Depending on the age group, history and social studies lessons about the origins of ginger as a spice, trading, and recipes can be incorporated. The first gingerbread man cookies are credited to Queen Elizabeth I.
Students will be able to:
- Recall that ginger is a rhizome
- Identify what ginger looks like growing in the garden
- Accurately measure ingredients in a recipe
- Work cooperatively in small groups
- Compare fresh versus dried ginger
Students will be able to:
- Correctly identify ginger in the garden
- Define the word rhizome and give examples
- Successfully work in groups to create a recipe and measure ingredients
- Use the senses and their own descriptive language to compare the differences between fresh and dried ginger
- Gingerbread cookie recipe (see attachment) + all ingredients for each group
- Baking sheets
- Measuring cups, spoons, rolling pins
- Microplane zester for ginger
- A variety of cookie cutters
- Parchment paper and pencils for labeling cookies for each student
- Make sure there is ginger available growing in the garden and harvest and example
- Set up stations for small groups of students (5 students in a group usually works well)

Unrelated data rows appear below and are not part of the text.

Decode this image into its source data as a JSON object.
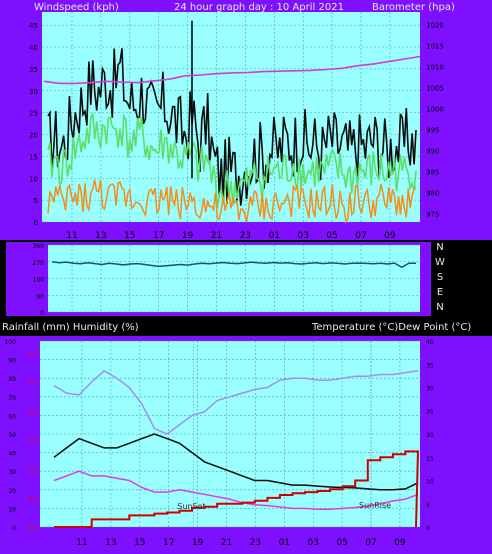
{
  "header": {
    "left_label": "Windspeed (kph)",
    "center_label": "24 hour graph day : 10 April 2021",
    "right_label": "Barometer (hpa)"
  },
  "lower_header": {
    "left_label": "Rainfall (mm)  Humidity (%)",
    "right_label": "Temperature (°C)Dew Point (°C)"
  },
  "compass": {
    "labels": [
      "N",
      "W",
      "S",
      "E",
      "N"
    ]
  },
  "annotations": {
    "sunset": "SunSet",
    "sunrise": "SunRise"
  },
  "colors": {
    "page_bg": "#000000",
    "axis_bg": "#7f10ff",
    "plot_bg": "#99ffff",
    "grid": "#4aa7a7",
    "wind_gust": "#0c0c0c",
    "wind_mid": "#5dde68",
    "wind_avg": "#f28e1c",
    "barometer": "#d63ad6",
    "wind_direction": "#1a4f7a",
    "humidity": "#a58cf0",
    "temperature": "#0a0a0a",
    "dew_point": "#e23be3",
    "rainfall": "#d00000",
    "axis_text": "#000000",
    "red_axis_text": "#e00000",
    "header_text": "#e8e8e8"
  },
  "chart_data": [
    {
      "type": "line",
      "panel": "wind_barometer",
      "x_ticks": [
        "11",
        "13",
        "15",
        "17",
        "19",
        "21",
        "23",
        "01",
        "03",
        "05",
        "07",
        "09"
      ],
      "y_left": {
        "label": "Windspeed (kph)",
        "ticks": [
          0,
          5,
          10,
          15,
          20,
          25,
          30,
          35,
          40,
          45
        ],
        "lim": [
          0,
          48
        ]
      },
      "y_right": {
        "label": "Barometer (hpa)",
        "ticks": [
          975,
          980,
          985,
          990,
          995,
          1000,
          1005,
          1010,
          1015,
          1020
        ],
        "lim": [
          973,
          1023
        ]
      },
      "series": [
        {
          "name": "Gust",
          "axis": "left",
          "values": [
            18,
            19,
            17,
            22,
            26,
            28,
            32,
            30,
            33,
            31,
            35,
            28,
            27,
            30,
            26,
            24,
            27,
            25,
            22,
            20,
            24,
            18,
            23,
            14,
            10,
            12,
            11,
            12,
            14,
            16,
            15,
            17,
            16,
            19,
            18,
            20,
            17,
            18,
            16,
            19,
            18,
            17,
            16,
            18,
            17,
            19,
            18,
            16,
            18,
            17,
            19,
            18
          ]
        },
        {
          "name": "Average",
          "axis": "left",
          "values": [
            13,
            14,
            12,
            15,
            17,
            19,
            21,
            20,
            22,
            21,
            22,
            19,
            18,
            20,
            17,
            16,
            18,
            17,
            15,
            14,
            15,
            12,
            14,
            9,
            7,
            8,
            8,
            8,
            9,
            11,
            10,
            12,
            11,
            12,
            13,
            12,
            11,
            12,
            11,
            12,
            12,
            11,
            10,
            12,
            11,
            12,
            12,
            11,
            12,
            11,
            12,
            12
          ]
        },
        {
          "name": "Wind",
          "axis": "left",
          "values": [
            5,
            5,
            4,
            6,
            5,
            6,
            6,
            7,
            6,
            5,
            6,
            6,
            5,
            6,
            5,
            5,
            6,
            5,
            4,
            5,
            5,
            4,
            4,
            3,
            2,
            3,
            3,
            2,
            3,
            4,
            3,
            4,
            4,
            4,
            5,
            4,
            4,
            4,
            4,
            5,
            4,
            4,
            4,
            5,
            4,
            4,
            5,
            4,
            5,
            4,
            5,
            5
          ]
        },
        {
          "name": "Barometer",
          "axis": "right",
          "x": [
            0,
            1,
            2,
            3,
            4,
            5,
            6,
            7,
            8,
            9,
            10,
            11,
            12,
            13,
            14,
            15,
            16,
            17,
            18,
            19,
            20,
            21,
            22,
            23,
            24
          ],
          "values": [
            1006.5,
            1006.0,
            1006.0,
            1006.2,
            1006.5,
            1006.3,
            1006.2,
            1006.6,
            1007.0,
            1007.8,
            1008.0,
            1008.3,
            1008.5,
            1008.6,
            1008.8,
            1008.9,
            1009.0,
            1009.1,
            1009.3,
            1009.6,
            1010.2,
            1010.6,
            1011.2,
            1011.8,
            1012.4
          ]
        }
      ]
    },
    {
      "type": "line",
      "panel": "wind_direction",
      "x_ticks": [],
      "y_left": {
        "label": "",
        "ticks": [
          0,
          90,
          180,
          270,
          360
        ],
        "lim": [
          0,
          360
        ]
      },
      "y_right": {
        "label": "",
        "ticks": [
          "N",
          "W",
          "S",
          "E",
          "N"
        ]
      },
      "series": [
        {
          "name": "Direction",
          "values": [
            270,
            265,
            268,
            262,
            259,
            265,
            260,
            255,
            262,
            258,
            253,
            258,
            260,
            255,
            250,
            245,
            248,
            252,
            255,
            252,
            258,
            262,
            259,
            263,
            266,
            262,
            260,
            264,
            268,
            264,
            262,
            266,
            263,
            265,
            260,
            258,
            262,
            265,
            260,
            264,
            262,
            258,
            262,
            263,
            261,
            259,
            262,
            258,
            263,
            240,
            262,
            262
          ]
        }
      ]
    },
    {
      "type": "line",
      "panel": "temperature_humidity_rain",
      "x_ticks": [
        "11",
        "13",
        "15",
        "17",
        "19",
        "21",
        "23",
        "01",
        "03",
        "05",
        "07",
        "09"
      ],
      "y_left": {
        "label": "Rainfall (mm)  Humidity (%)",
        "ticks": [
          0,
          10,
          20,
          30,
          40,
          50,
          60,
          70,
          80,
          90,
          100
        ],
        "lim": [
          0,
          100
        ]
      },
      "y_left_inner": {
        "label": "Rainfall (mm)",
        "ticks": [
          "0.0",
          "0.5",
          "1.0",
          "1.5",
          "2.0",
          "2.5",
          "3.0"
        ],
        "lim": [
          0,
          3.2
        ]
      },
      "y_right": {
        "label": "Temperature (°C)",
        "ticks": [
          0,
          5,
          10,
          15,
          20,
          25,
          30,
          35,
          40
        ],
        "lim": [
          0,
          40
        ]
      },
      "series": [
        {
          "name": "Humidity",
          "axis": "left",
          "values": [
            76,
            72,
            71,
            78,
            84,
            80,
            75,
            66,
            53,
            50,
            55,
            60,
            62,
            68,
            70,
            72,
            74,
            75,
            79,
            80,
            80,
            79,
            79,
            80,
            81,
            81,
            82,
            82,
            83,
            84
          ]
        },
        {
          "name": "Temperature",
          "axis": "right",
          "values": [
            15,
            17,
            19,
            18,
            17,
            17,
            18,
            19,
            20,
            19,
            18,
            16,
            14,
            13,
            12,
            11,
            10,
            10,
            9.5,
            9,
            9,
            8.8,
            8.6,
            8.5,
            8.4,
            8.2,
            8.0,
            8.0,
            8.2,
            9.5
          ]
        },
        {
          "name": "Dew Point",
          "axis": "right",
          "values": [
            10,
            11,
            12,
            11,
            11,
            10.5,
            10,
            8.5,
            7.5,
            7.5,
            8,
            7.5,
            7,
            6.5,
            6,
            5.2,
            4.8,
            4.6,
            4.3,
            4.0,
            4.0,
            3.8,
            3.8,
            4.0,
            4.2,
            4.5,
            5.0,
            5.6,
            6.0,
            7.0
          ]
        },
        {
          "name": "Rainfall",
          "axis": "left_inner",
          "values": [
            0.0,
            0.0,
            0.0,
            0.13,
            0.13,
            0.13,
            0.2,
            0.2,
            0.23,
            0.25,
            0.28,
            0.33,
            0.35,
            0.4,
            0.4,
            0.42,
            0.45,
            0.5,
            0.55,
            0.58,
            0.6,
            0.62,
            0.65,
            0.7,
            0.8,
            1.15,
            1.2,
            1.25,
            1.3,
            1.3
          ]
        }
      ],
      "markers": [
        {
          "label": "SunSet",
          "x_hour": 18.7
        },
        {
          "label": "SunRise",
          "x_hour": 7.0
        }
      ]
    }
  ]
}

- Make sure each station contains a set of measuring cups, spoons, at least 2 rolling pins, parchment and pencils
- Preheat oven and prepare baking sheets
At the opening circle
- Introduce the recipe and lesson for the day
- Ask students to recall their favorite ginger recipe or creation
- Discuss and give examples of rhizomes (depending on the age group)
- Show an example of fresh harvested ginger and ask students how they can identify it in the garden
In the garden
- Divide students into groups to identify the ginger and let each group harvest at least one plant
In the kitchen
- Bring the ginger into the kitchen, remove the leaves and brush off the dirt
- Cut open the fresh ginger to let students smell it and examine fresh versus the dried ginger- ask them to use descriptive language
- Divide into groups and give each group a copy of the recipe (younger age groups will need a volunteer at each table)
- Prepare the recipe as a group, letting each student take a turn with tasks. The dough will need to chill for at least one hour or overnight.
- When the dough is ready, give each student a small piece of dough, a piece of parchment and a pencil to label their cookies. Each student may work independently to roll out dough and cut shapes.
- Decorate cookies and bake according to recipe.